Friday, 3 February 2012

Disability first in training?





I met my friend with his son at the bus stop on my way home.


The bus came and while boarding the bus, she was separated from his son, as his son managed to squeeze through the man in front of her at the entrance. Upon knowing that he had blocked my friend from his son, the man turned, stepped back and gesture for my friend to go up the bus first. However, the space is just too narrow for my friend to squeeze through. After a few attempts to indicate and tell the man about it, she gave up raised her voice a little to instruct his son to come back and stared at the man.


Following my friend after she boarded the bus, I discovered that the man who blocked and separated my friend from his son, was a client with intellectually disability from an institution I visited recently. "Wow, good social skills he had displayed." I told myself.


Walking to my friend to explain on behalf of the man with intellectual disability, I was disturbed by her striking comments.


"Chong Beng, you had been working in the sector supporting people with intellectual disability for many years. You know many people with intellectual disability, whom you had worked with or seen while visiting their centers. Even if you had not seen them, your years of experience would likely enabled you identify their disability, right? I don't have those training and neither the experience to identify their disability. They don't and should not walk around carrying a tag to label their disability too right? To me, that gentleman looks normal and I was seriously wondering if he is trying to be funny and take advantage of me."

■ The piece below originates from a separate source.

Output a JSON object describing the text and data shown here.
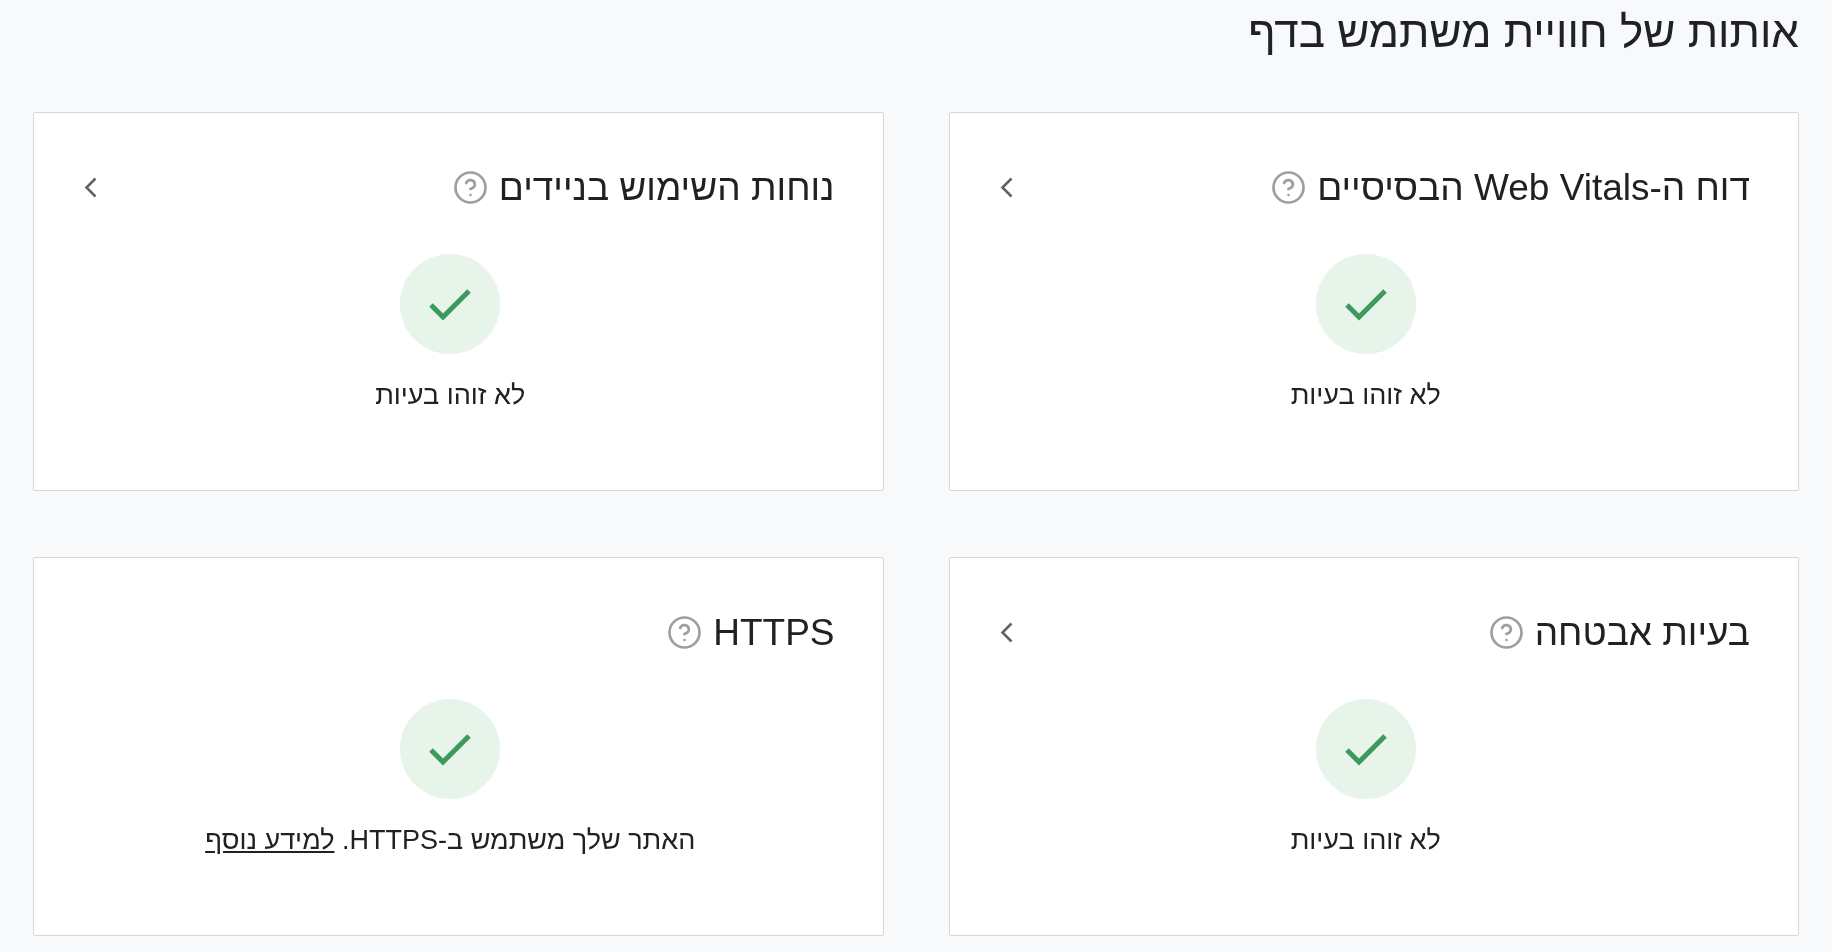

Ouch!!! Now that is a wake up call isn't it? We, in the disability sector always encourage others to address people with disability, person/name first then followed by their disability. Yes, the gentleman I met was really good with great social skills that many with his disability cannot meet. But is this good enough? In my attempts to clarify with my friend on his behalf, I had put his disability first, seeking forgiveness and trying to justify the good social skills gentleman had in relation to his disability.


So should we train or support people with disability, with a disability tag and putting their disability first?